As we could check, spacy can't read different languages by default. For that matter we must download the correct language package for the task.
We can find languages installation guide at [spacy site](https://spacy.io/usage/models)

In [None]:
# Install catalan language package
!python -m spacy download ca_core_news_sm

In [None]:
# load new language package
nlp = spacy.load("ca_core_news_sm")

In [None]:
train = nlp(text)
train.ents
for entity in train.ents:
    print(entity.text, entity.label)

In [None]:
displacy.render(train, jupyter=True, style="ent")

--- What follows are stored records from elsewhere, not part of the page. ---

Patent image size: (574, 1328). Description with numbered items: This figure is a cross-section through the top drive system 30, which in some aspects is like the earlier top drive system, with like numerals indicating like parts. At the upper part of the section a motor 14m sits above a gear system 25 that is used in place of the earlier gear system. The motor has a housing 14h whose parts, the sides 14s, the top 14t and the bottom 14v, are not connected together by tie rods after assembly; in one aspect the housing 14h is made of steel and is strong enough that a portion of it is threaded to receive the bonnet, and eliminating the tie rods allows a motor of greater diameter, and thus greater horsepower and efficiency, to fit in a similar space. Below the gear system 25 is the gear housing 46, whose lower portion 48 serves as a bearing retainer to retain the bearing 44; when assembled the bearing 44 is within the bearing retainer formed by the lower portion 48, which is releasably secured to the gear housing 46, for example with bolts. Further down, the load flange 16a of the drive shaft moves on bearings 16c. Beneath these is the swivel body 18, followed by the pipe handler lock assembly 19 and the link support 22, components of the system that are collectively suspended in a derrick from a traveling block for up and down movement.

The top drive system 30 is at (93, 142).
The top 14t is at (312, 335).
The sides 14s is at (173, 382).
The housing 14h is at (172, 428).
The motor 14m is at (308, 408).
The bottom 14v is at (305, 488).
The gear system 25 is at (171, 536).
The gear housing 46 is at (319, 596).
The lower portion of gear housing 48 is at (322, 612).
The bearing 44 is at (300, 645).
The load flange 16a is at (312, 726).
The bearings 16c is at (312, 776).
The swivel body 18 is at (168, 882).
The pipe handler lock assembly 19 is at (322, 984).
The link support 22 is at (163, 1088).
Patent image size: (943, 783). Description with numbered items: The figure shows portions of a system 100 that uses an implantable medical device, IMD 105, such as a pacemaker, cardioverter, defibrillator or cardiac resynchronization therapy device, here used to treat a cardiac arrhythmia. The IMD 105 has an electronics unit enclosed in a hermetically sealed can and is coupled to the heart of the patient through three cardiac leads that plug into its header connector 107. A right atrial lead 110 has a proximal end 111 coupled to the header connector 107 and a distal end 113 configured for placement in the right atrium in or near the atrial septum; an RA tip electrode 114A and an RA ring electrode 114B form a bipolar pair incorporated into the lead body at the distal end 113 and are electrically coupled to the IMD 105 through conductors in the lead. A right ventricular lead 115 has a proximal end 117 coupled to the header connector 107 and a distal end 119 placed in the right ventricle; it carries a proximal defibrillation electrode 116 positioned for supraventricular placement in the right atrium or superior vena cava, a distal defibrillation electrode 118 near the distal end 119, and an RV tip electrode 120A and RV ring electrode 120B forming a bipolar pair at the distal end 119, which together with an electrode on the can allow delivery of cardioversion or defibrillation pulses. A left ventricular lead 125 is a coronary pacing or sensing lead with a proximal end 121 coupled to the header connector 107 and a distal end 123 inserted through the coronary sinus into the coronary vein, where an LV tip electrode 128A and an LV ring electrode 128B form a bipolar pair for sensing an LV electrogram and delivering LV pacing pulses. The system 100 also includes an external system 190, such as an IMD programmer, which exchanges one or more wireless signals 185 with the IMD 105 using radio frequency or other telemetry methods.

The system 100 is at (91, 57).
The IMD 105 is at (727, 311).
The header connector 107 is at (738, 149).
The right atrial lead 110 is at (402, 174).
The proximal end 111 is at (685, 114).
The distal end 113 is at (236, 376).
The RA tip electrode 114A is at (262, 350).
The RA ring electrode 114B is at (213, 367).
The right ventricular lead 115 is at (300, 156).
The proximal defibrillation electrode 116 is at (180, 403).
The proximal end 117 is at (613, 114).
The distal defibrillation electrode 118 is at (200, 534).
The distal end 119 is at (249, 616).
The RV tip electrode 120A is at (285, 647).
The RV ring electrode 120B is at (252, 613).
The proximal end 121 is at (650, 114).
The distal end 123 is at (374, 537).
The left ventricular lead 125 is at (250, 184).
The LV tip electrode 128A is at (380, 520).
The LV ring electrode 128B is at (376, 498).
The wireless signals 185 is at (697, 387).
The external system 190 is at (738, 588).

We could't make work for catalan package. Let's check the spanish package.

In [None]:
#!python -m spacy download es_core_news_sm

nlp = spacy.load("es_core_news_sm")

In [None]:
text = "La libertad, Sancho, es uno de los más preciosos dones que a Los Hombres dieron los cielos; con ella no pueden igualarse los tesoros que encierra la tierra ni el mar encubre; por la libertadI así como por la honra se puede y debe aventurar la vida, y, por el contrario, el cautiverio es el mayor mal que puede venir a los hombres."
train = nlp(text)
train.ents
for entity in train.ents:
    print(entity.text, entity.label)

In [None]:
displacy.render(train, jupyter=True, style="ent")

### Activity 6.1: Load activity 6 text and try to get all dates

Try with spacy

In [None]:
nlp = en_core_web_sm.load()
text = open("personX.txt", "r").read()
train = nlp(text)
train.ents

In [None]:
for entity in train.ents:
  if entity.label_ == "DATE":
    print(entity.text, entity.label_)

Attempt with NLTK

In [None]:
tokens = word_tokenize(text)
tags = pos_tag(tokens)

for tag in tags:
  if tag[1] == "CD":
    print(tag)

### Conclusion:

Using a high level tool like a nlp for a realy specific task like get dates or a text with a pattern is inacurate and slow. For that matter is better to use a regular expresion.